Hillel Italie's report for the Associated Press zeroed in on the one decline noted among the findings, and that fudged by the emphasis on absolute numbers rather than percentage:
10. Book-readers have grown in absolute numbers but declined slightly as a percentage of the U.S. adult population.
The AP article says:
In a preface to the new report, being released shortly before Gioia steps down after heading the endowment for seven years, he cites a nationwide effort and says the results demonstrate that "our faith in positive social and cultural change was not misplaced."

But the preface does not mention a countertrend: a drop among people not obligated to read. Adults who read books of any kind--fiction or nonfiction, online or on paper--that were not assigned by a teacher or employer dropped from 56.6 percent of adults in 2002 to 54.3 percent last year. The fall was greatest among those younger than 55.

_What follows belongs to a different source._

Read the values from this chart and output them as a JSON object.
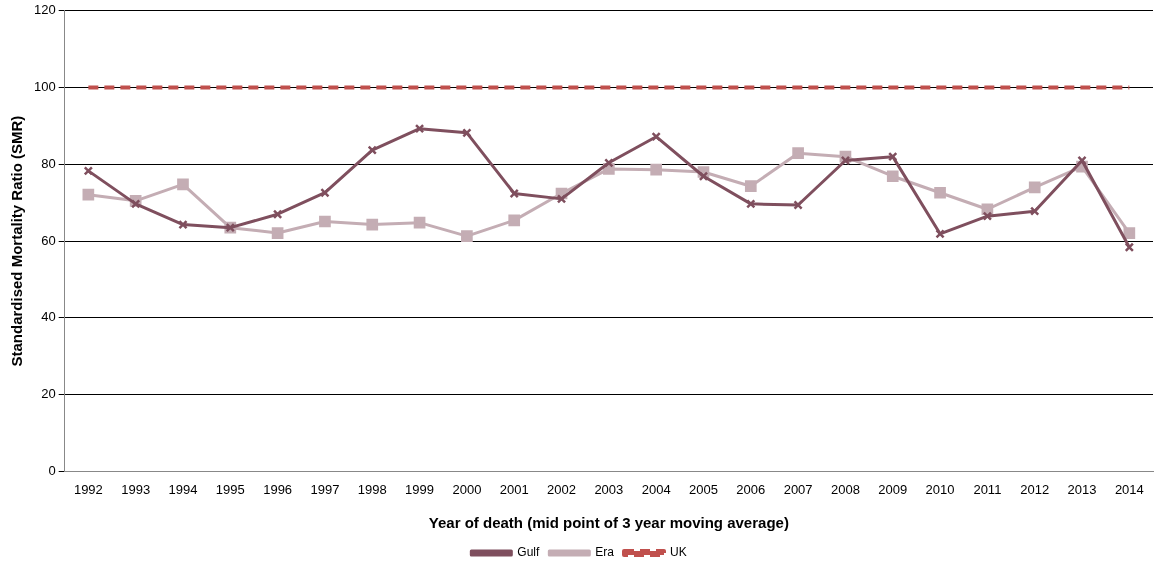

And while the number of adults who say they read a non-required book is 3.5 million higher than in 2002, the report notes that that the total adult population increased by 19 million, meaning an increase in the number of people who didn't voluntarily read books of 15.5 million, a huge disparity confirmed by NEA research director Sunil Iyengar.
And once again I point to something I wrote about the last reading survey: once a study excludes reading “assigned by a teacher or employer,” we're no longer looking at overall reading. An American (especially a student) could be reading literature or other complex books all the time, yet show up on such a survey as a complete non-reader if all that reading is required. In headline form: More Homework Assignments Mean Less Time to Read for Pleasure.

I should say that I had the pleasure of briefly meeting Dana Gioia and hearing him speaking about the poet H. W. Longfellow in 2007. I found him smart and smartly dressed. He also has a background in marketing, and knows how to sell a survey.


Anonymous said...

Thank you. The survey results irritated me to no end -- a classic case of innumeracy.

Anonymous said...

"saying children spend too much time on the internet to read misses the fact that you basically need to read to get around online. (You just don't need to punctuate or spell.)"

Ha ha ha ha!

I share your frustration with the "nonfiction doesn't count" mentality -- and you're right that like should be compared to like. I'm glad that online reading is getting acknowledged, but using it to skew the numbers was uncool.